EIS, Epidemic Intelligence Service
The most important organization you may never have heard of
Of course if you are an OCD reader of my previous blogs, you have seen my references to the Epidemic Intelligence Service of the Centers for Disease Control and Prevention (CDC) and its legendary founder, Dr. Alexander Langmuir. Although I had been assigned to audit the course upon entering active duty in the US Public Health Service in 1957 on my way to becoming a “toxicologist” in the Technical Development Laboratories of the CDC in Savannah, GA, and had an abiding interest in this remarkable organization, I hadn’t a clue as to its amazing reach and influence around the world until I read the book, “Inside the Outbreaks, The Elite Medical Detectives of the Epidemic Intelligence Service” by Mark Pendergrast (Houghton Mifflin Harcourt, 2010).
CDC is remarkable for both its geographic and illness span. Although it started as the Communicable Disease Center, with a major focus on all kinds of infectious disease epidemics, it now embraces subjects such as gun violence and environmental toxins such as lead and mercury in culinary water supplies. EIS officers are mostly MDs but the program also includes veterinarians, dentists, statisticians, nurses, anthropologists, sociologists, microbiologists, epidemiologists, etc.

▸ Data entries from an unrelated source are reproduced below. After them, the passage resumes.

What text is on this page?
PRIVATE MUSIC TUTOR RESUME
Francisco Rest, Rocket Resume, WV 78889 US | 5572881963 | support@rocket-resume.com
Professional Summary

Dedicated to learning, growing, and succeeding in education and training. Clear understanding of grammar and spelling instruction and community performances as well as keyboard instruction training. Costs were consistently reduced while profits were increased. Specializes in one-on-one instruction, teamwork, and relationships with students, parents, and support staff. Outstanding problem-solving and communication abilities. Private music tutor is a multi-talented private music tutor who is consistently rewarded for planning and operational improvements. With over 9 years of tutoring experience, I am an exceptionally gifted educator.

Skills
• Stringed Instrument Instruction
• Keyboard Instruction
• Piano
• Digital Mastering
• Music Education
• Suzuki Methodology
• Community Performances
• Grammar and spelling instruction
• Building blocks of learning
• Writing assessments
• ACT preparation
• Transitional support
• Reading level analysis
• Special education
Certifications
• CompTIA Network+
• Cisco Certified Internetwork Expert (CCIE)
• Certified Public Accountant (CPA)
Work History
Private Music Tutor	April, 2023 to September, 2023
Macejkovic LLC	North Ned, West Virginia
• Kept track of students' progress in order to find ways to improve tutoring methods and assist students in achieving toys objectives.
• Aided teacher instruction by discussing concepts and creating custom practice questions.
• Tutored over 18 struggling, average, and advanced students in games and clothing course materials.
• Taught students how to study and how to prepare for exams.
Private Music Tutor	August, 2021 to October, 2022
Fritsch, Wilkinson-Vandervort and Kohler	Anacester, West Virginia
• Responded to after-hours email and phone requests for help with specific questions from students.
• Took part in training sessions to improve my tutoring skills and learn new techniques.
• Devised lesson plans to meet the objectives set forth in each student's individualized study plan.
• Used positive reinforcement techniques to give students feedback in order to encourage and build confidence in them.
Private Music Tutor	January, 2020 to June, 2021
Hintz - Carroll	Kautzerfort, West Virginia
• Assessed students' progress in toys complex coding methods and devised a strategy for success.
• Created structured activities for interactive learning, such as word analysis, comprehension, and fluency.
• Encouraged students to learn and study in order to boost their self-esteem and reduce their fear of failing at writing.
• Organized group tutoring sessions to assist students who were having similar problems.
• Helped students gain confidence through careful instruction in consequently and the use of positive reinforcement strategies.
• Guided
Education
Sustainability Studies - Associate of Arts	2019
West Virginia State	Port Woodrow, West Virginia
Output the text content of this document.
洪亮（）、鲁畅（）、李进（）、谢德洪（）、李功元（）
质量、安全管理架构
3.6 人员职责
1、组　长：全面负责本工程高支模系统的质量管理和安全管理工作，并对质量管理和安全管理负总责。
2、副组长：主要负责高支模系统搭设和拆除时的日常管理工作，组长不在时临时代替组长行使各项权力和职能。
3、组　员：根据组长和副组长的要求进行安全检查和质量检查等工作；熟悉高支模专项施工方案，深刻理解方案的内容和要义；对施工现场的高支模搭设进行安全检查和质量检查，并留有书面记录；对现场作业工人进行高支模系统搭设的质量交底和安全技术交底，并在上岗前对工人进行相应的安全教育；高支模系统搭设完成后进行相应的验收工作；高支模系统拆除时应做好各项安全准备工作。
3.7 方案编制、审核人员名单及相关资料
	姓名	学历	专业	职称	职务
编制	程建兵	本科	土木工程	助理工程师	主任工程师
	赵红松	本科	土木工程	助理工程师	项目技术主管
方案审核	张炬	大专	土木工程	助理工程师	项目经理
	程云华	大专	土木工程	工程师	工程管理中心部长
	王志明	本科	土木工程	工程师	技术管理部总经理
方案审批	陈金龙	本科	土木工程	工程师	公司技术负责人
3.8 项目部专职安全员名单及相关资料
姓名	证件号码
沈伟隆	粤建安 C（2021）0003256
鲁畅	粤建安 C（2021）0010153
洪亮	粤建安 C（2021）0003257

Thanks to the stellar reputation of Dr. Langmuir and his success in attracting only top students to participate in the EIS course, EIS officers have been in high demand throughout the world. EIS officers only go where they have been invited, but their assistance has been requested around the world. These hardy souls have answered the call to places that bear little resemblance to conditions in the US. That can mean eating what the natives eat (Use your imagination) and sleeping in primitive huts. And traveling by whatever is available: bicycle, dogsled, elephant, camel, boats, you name it. They are hardy adventurers who will go anywhere to do what is necessary even at the risk of their own lives. And there have been a few who paid the ultimate price.
Langmuir stressed the importance of doing “shoe leather” epidemiology by which he meant getting out into the field and talking with those most affected by any outbreak. You can’t learn the essentials by staying in your hotel and watching TV and reading the local newspapers. How is the disease spread? Direct contact with bodily fluids (as in Ebola) or droplet and/or airborne as in influenza. What is the incubation period? What percentage of patients are asymptomatic? What percentage fatal? What age distribution? How do you tell when the peak incidence will occur?
The answers to these and other questions requires people in the field collecting data from all appropriate sources. Who are these people? A surprising number come from the ranks of the Epidemic Intelligence Service. These are the frontline troops who merit more attention than they get.